Bite-sized and regular
Nobody likes an info dump. You’ll have more impact if you feed your c-suite bite-sized bits of knowledge on an ongoing basis.
This could be in the form of a monthly “Sales Pulse” update or a short micro-learning paired as a companion to your quarterly reports. Find what works best for you and your execs and stick with it.
Engaging and memorable
Also make sure to share your information in a format that they’ll want to engage with. We suggest creating asynchronous video updates. Short and sweet, to the point, and most of all, compelling.
Your execs will have all the information they need in two minutes or less. And, because you decide the sequencing for the video, you’re in full control of your message — and how leadership consumes that message.
Make a strong business case
No matter what data you collect, it means nothing if you can’t link that data back to its impact on the business and the bottom line.
Sometime in the near future, you’ll probably need to ask leadership for more resources to grow the sales team, invest in new tools, or increase training. You’ll have a much easier time convincing them if the metrics you’ve shared all along the way were clearly tied to business impact.
For example, say your team recently created a ton of sales enablement content to share with prospective buyers. You’ll want to prove the impact of that content. To do this, you can’t just create a report that shows how many prospects accessed the content.
Instead, dig deeper to look for any correlations between sharing content with buyers and winning deals with those buyers. Or connect the dots between an increase in sales enablement content and a shortened sales funnel.
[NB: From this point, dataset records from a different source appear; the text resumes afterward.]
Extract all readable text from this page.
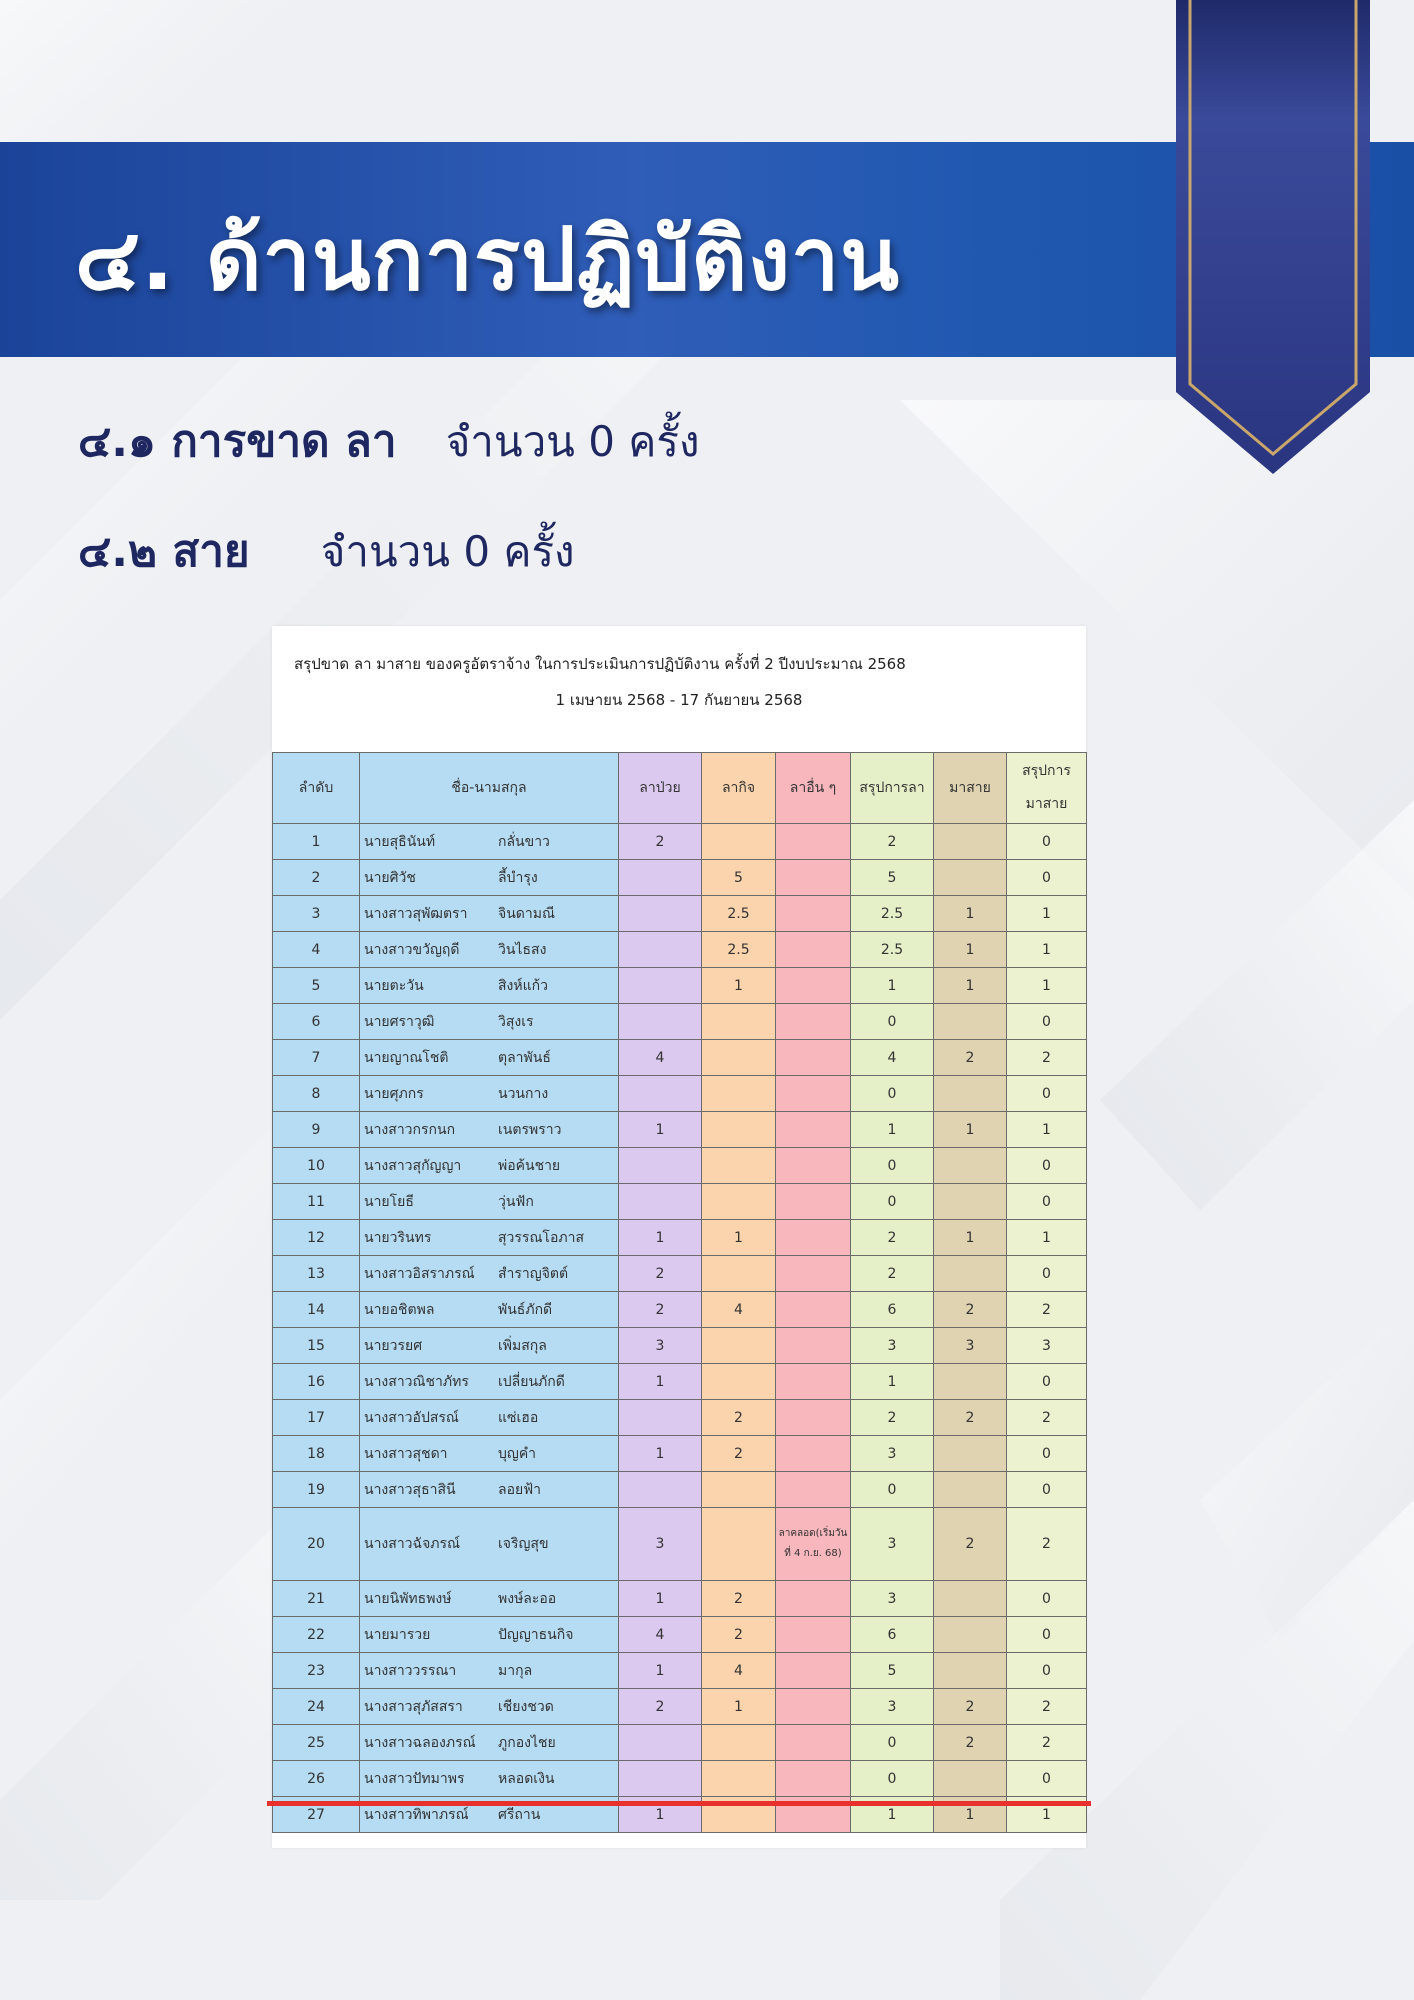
๔. ด้านการปฏิบัติงาน
๔.๑ การขาด ลา จำนวน 0 ครั้ง
๔.๒ สาย จำนวน 0 ครั้ง
สรุปขาด ลา มาสาย ของครูอัตราจ้าง ในการประเมินการปฏิบัติงาน ครั้งที่ 2 ปีงบประมาณ 2568
1 เมษายน 2568 - 17 กันยายน 2568
ลำดับ	ชื่อ-นามสกุล	ลาป่วย	ลากิจ	ลาอื่น ๆ	สรุปการลา	มาสาย	สรุปการ
มาสาย
1	นายสุธินันท์ กลั่นขาว	2			2		0
2	นายศิวัช ลี้บำรุง		5		5		0
3	นางสาวสุพัฒตรา จินดามณี		2.5		2.5	1	1
4	นางสาวขวัญฤดี วินไธสง		2.5		2.5	1	1
5	นายตะวัน สิงห์แก้ว		1		1	1	1
6	นายศราวุฒิ วิสุงเร				0		0
7	นายญาณโชติ ตุลาพันธ์	4			4	2	2
8	นายศุภกร นวนกาง				0		0
9	นางสาวกรกนก เนตรพราว	1			1	1	1
10	นางสาวสุกัญญา พ่อค้นชาย				0		0
11	นายโยธี วุ่นฟัก				0		0
12	นายวรินทร สุวรรณโอภาส	1	1		2	1	1
13	นางสาวอิสราภรณ์ สำราญจิตต์	2			2		0
14	นายอชิตพล พันธ์ภักดี	2	4		6	2	2
15	นายวรยศ เพิ่มสกุล	3			3	3	3
16	นางสาวณิชาภัทร เปลี่ยนภักดี	1			1		0
17	นางสาวอัปสรณ์ แซ่เฮอ		2		2	2	2
18	นางสาวสุชดา บุญคำ	1	2		3		0
19	นางสาวสุธาสินี ลอยฟ้า				0		0
20	นางสาวฉัจภรณ์ เจริญสุข	3		ลาคลอด(เริ่มวันที่ 4 ก.ย. 68)	3	2	2
21	นายนิพัทธพงษ์ พงษ์ละออ	1	2		3		0
22	นายมารวย ปัญญาธนกิจ	4	2		6		0
23	นางสาววรรณา มากุล	1	4		5		0
24	นางสาวสุภัสสรา เชียงชวด	2	1		3	2	2
25	นางสาวฉลองภรณ์ ภูกองไชย				0	2	2
26	นางสาวปัทมาพร หลอดเงิน				0		0
27	นางสาวทิพาภรณ์ ศรีถาน	1			1	1	1
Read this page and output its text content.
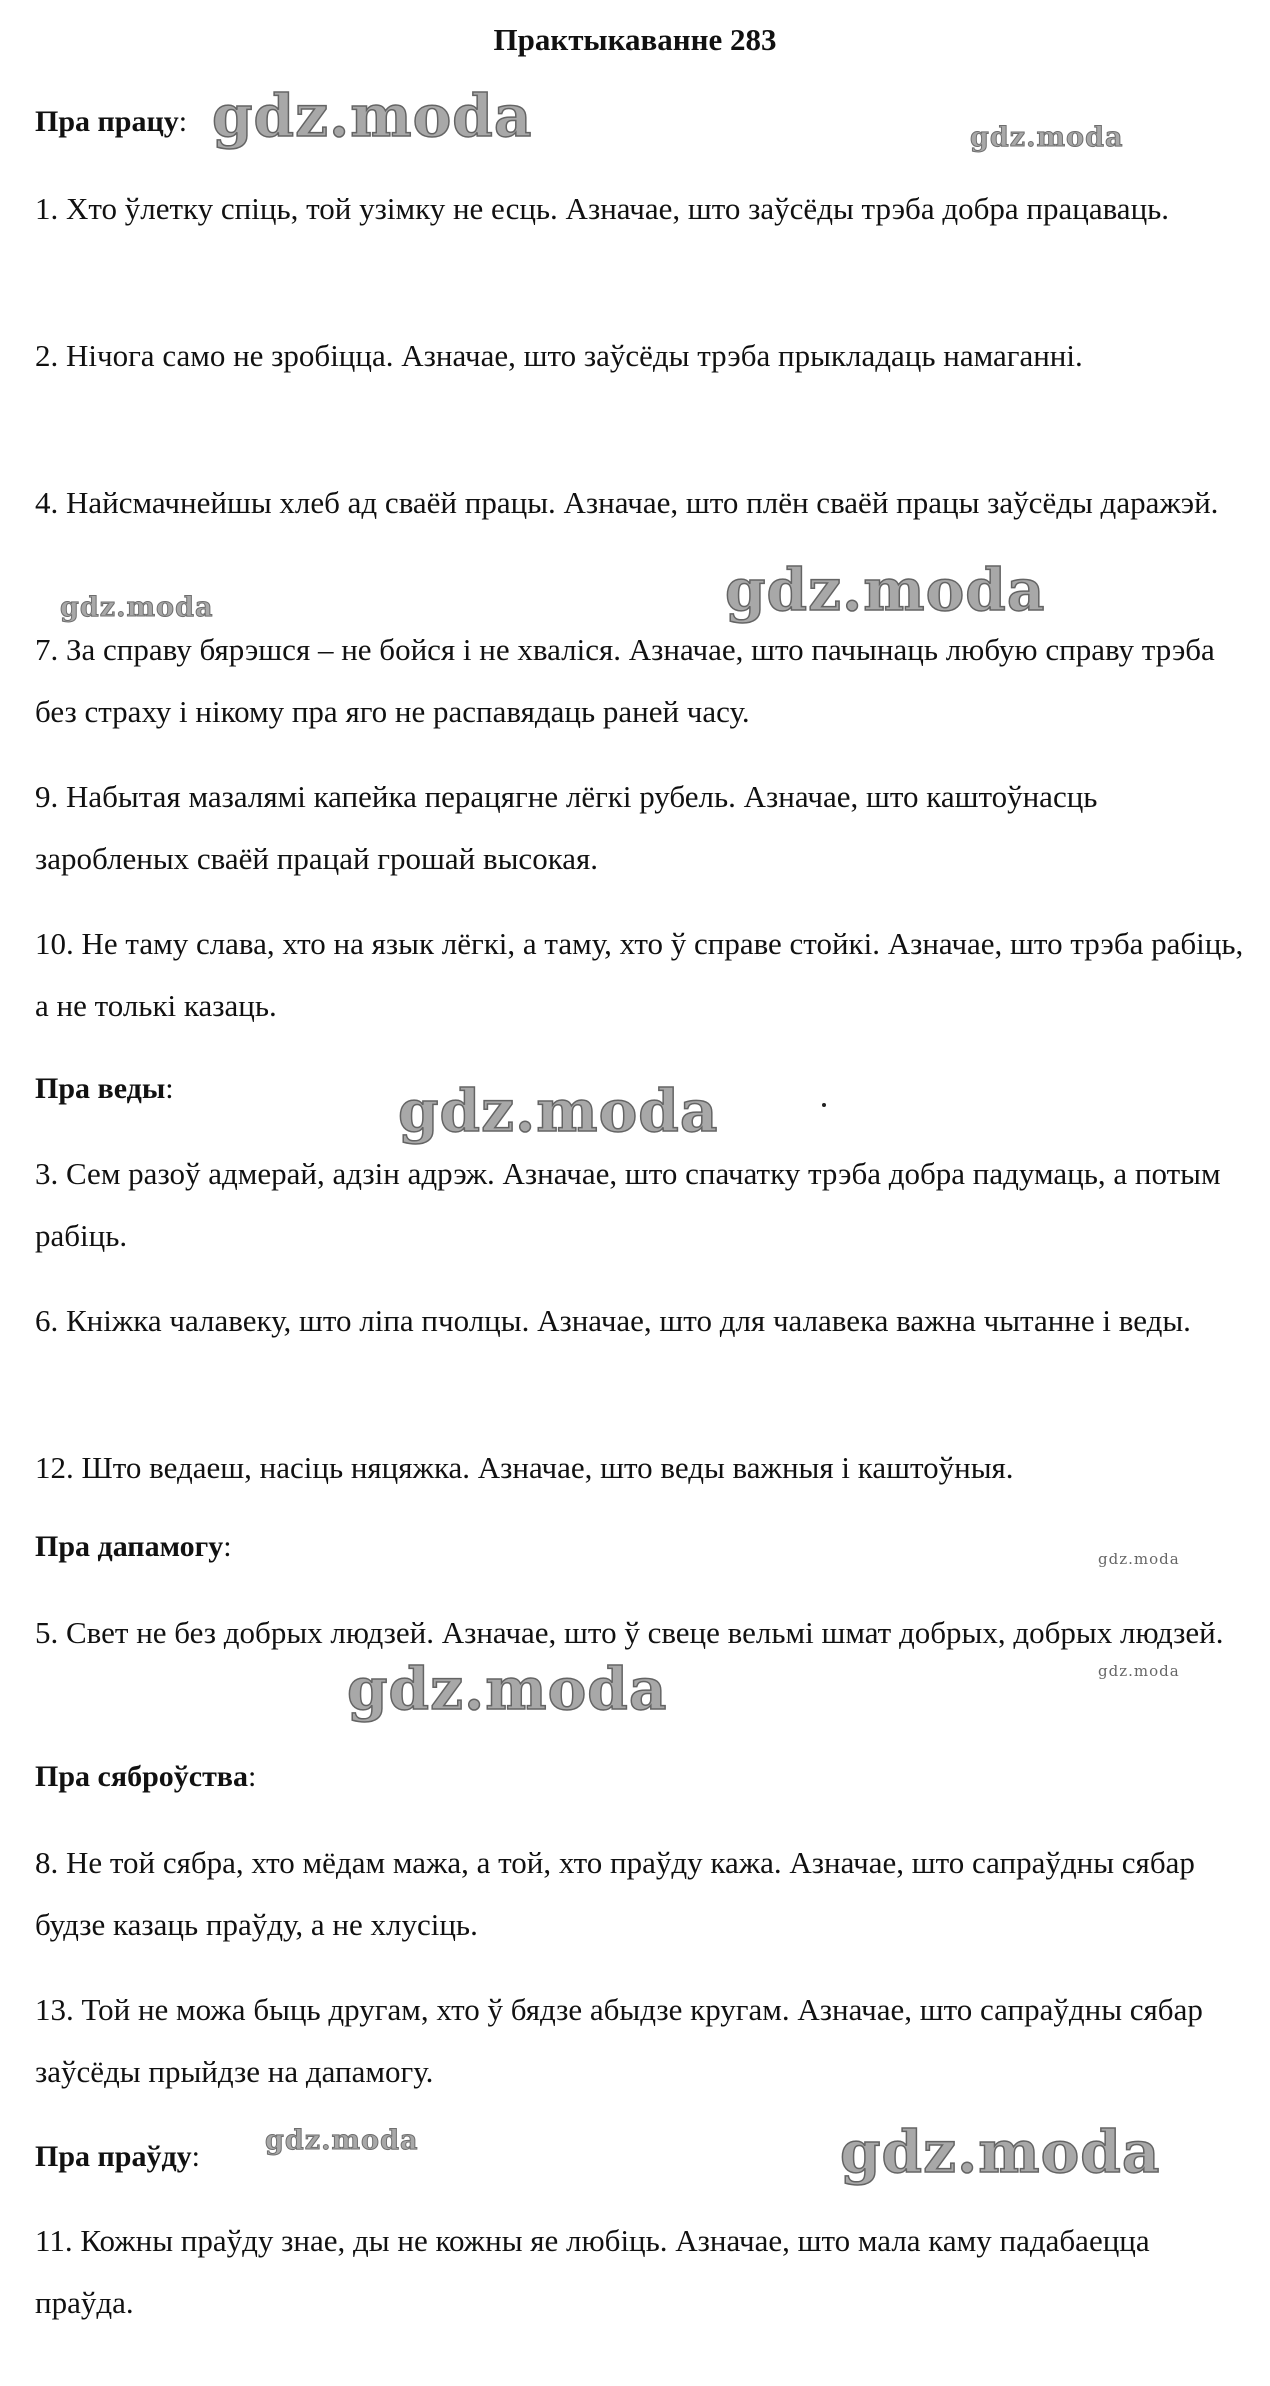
Практыкаванне 283

Пра працу:

1. Хто ўлетку спіць, той узімку не есць. Азначае, што заўсёды трэба добра працаваць.

2. Нічога само не зробіцца. Азначае, што заўсёды трэба прыкладаць намаганні.

4. Найсмачнейшы хлеб ад сваёй працы. Азначае, што плён сваёй працы заўсёды даражэй.

7. За справу бярэшся – не бойся і не хваліся. Азначае, што пачынаць любую справу трэба без страху і нікому пра яго не распавядаць раней часу.

9. Набытая мазалямі капейка перацягне лёгкі рубель. Азначае, што каштоўнасць заробленых сваёй працай грошай высокая.

10. Не таму слава, хто на язык лёгкі, а таму, хто ў справе стойкі. Азначае, што трэба рабіць, а не толькі казаць.

Пра веды:

3. Сем разоў адмерай, адзін адрэж. Азначае, што спачатку трэба добра падумаць, а потым рабіць.

6. Кніжка чалавеку, што ліпа пчолцы. Азначае, што для чалавека важна чытанне і веды.

12. Што ведаеш, насіць няцяжка. Азначае, што веды важныя і каштоўныя.

Пра дапамогу:

5. Свет не без добрых людзей. Азначае, што ў свеце вельмі шмат добрых, добрых людзей.

Пра сяброўства:

8. Не той сябра, хто мёдам мажа, а той, хто праўду кажа. Азначае, што сапраўдны сябар будзе казаць праўду, а не хлусіць.

13. Той не можа быць другам, хто ў бядзе абыдзе кругам. Азначае, што сапраўдны сябар заўсёды прыйдзе на дапамогу.

Пра праўду:

11. Кожны праўду знае, ды не кожны яе любіць. Азначае, што мала каму падабаецца праўда.

gdz.moda	gdz.moda
gdz.moda
gdz.moda
gdz.moda
gdz.moda
gdz.moda
gdz.moda
gdz.moda	gdz.moda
Somewhere down the line, you’ll probably approach leadership for the funds to create more sales enablement content. Because you’ve already made the business case, they’ll be cued up.
Gathering the data your c-suite cares about
The trick to all of this is to constantly monitor your sales team’s performance so you always have the right data on hand when you need it.
Automate your data collection
Automate your data collection whenever possible. Gather as much as you can directly from existing tools like your CRM, your sales enablement platform, and your training software.
Gather qualitative and quantitative data
Pair these hard numbers with qualitative data like team feedback and customer interviews. Qualitative data helps give even more context to your numbers. It puts a human face on lifeless statistics and drives the point home in a more memorable way.
How to communicate this with the most impact
Your execs are busy. They don’t necessarily need or want to know all of the nitty-gritty data. When you share information about your sales team’s performance, always think headlines first.
Create an abridged summary that gives leadership the big picture — keeping an eye on the information they most need to know to make decisions. Keep it short. Something they can read (or better yet, watch) in under 2-3 minutes.
From there, include a link where they can access more in-depth information if they need it. Some will, some won’t. But either way, your summary serves to engage them, pique their interest, and frame the information in clear terms.
Pro tip: If you share your performance metrics with an asynchronous video, you’ll save time for both you and your execs. Start with a video template (choose from hundreds in Biteable Teams) and finish your summary in minutes, not hours.
Share often and with full transparency
You always want to frame the information you share with your c-suite, so they have the most context possible. But framing the information doesn’t mean only sharing what reflects well on your sales team and burying everything else.
Transparency is key here. Share the good and the bad, and share it regularly.
This type of open, frequent communication is crucial if you want execs to truly understand what your sales team faces day in and day out, and how they as a leadership team can help support.
Regular communication also offers the opportunity for real-time course corrections. Don’t wait for the next quarterly report to alert execs of holes in your sales team.
How to achieve this
Asynchronous videos are an impactful — and time-saving — way to share regular updates with your leadership team.
Respect everyone’s time
A great deal of information can be shared in a two-minute video. It would take pages to share this same amount of information via a written report. You can convey everything you need to get across, while still respecting everyone’s time.
This makes it feasible to share monthly, or even weekly, updates in an unobtrusive way.
Catch and keep their attention
The very nature of video makes it engaging. Visuals, movement, and short scenes all make video easy to watch. But it’s also memorable. People remember 95% of a message they see in video, compared to just 10% of a message they read in text.
Your goal is to prove the value of your sales team over time. Help your c-suite remember this value long after you share your data with them.